What’s his reason?  From what I gathered watching the program, he thinks that people who use drugs are more likely to abuse children, and thus legalizing drugs would only make it easier for people to get a holt of drugs and go on abusing children.  Therefore, “society should condemn them” or something and drugs should continue to be illegal.  He based this assumption on the assessment by the Center on Addiction and Substance Abuse that “70 percent of abused and neglected children in the USA have alcohol- or drug-involved parents”, and that’s the statistic for which no Free Drugs proponent can answer.

Over at Reason, Jacob Sullum picks apart the CASA analysis, especially its utter negligence with respect to causation and correlation:

This mushy estimate throws illegal drugs together with alcohol, conflates use (“substance involvement”) with abuse, treats a mother who drinks because she’s upset about her husband’s abuse of their children the same as an angry drunk who hits his kids, and fails to distinguish between substance abusers who abuse their children because the drugs made them do it (O’Reilly’s interpretation) and drug abusers who abuse their children because the same personality traits and environmental factors contribute to both kinds of anti-social behavior. And O’Reilly is using this number to argue that people can’t be allowed to smoke pot (by far the most popular illegal drug) because it will make them beat their children (or maybe forget to check on them in the tub).

Granted, someone who is drunk or stoned all the time is not likely to be a good parent. But since the vast majority of drinkers and drug users don’t mistreat their children, focusing on the intoxicants, rather than the reasons some people use them to excess, does not make much sense.
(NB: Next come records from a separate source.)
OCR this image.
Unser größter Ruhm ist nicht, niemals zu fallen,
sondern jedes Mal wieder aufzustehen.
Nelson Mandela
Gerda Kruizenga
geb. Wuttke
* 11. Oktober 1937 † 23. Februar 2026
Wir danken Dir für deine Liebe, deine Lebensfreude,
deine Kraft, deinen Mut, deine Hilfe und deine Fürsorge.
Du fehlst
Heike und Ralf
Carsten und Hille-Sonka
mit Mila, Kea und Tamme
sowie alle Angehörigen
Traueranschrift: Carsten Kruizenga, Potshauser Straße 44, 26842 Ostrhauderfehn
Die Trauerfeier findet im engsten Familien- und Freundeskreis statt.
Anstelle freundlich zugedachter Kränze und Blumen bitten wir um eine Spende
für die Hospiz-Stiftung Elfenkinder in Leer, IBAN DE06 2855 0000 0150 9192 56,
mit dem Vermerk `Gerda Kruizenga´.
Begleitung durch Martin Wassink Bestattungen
When O’Reilly was debating Nadelmann, O’Reilly acknowledged the overwhelming costs and ineffectiveness of drug prohibition, which basically left this questionable 70 percent stat as the only leg upon which he could stand.  When Nadelmann challenged that prohibition doesn’t prevent these alleged drug- and child-abusing parents from getting a holt of drugs, O’Reilly was forced to respond with the feeble “but it makes it easier for parents to get it” argument.  I really wish Nadelmann would have asked him whether or not he had even considered that those parents who choose to abuse drugs might just be the kind of people who would abuse and neglect their children anyway (maybe that’s why they are, you know, the kind of people that choose to abuse drugs).  Hell, maybe Nadelmann could have even asked him just whose responsibility raising those kids is — does the federal safety net really help parenting, or does it just preempt it?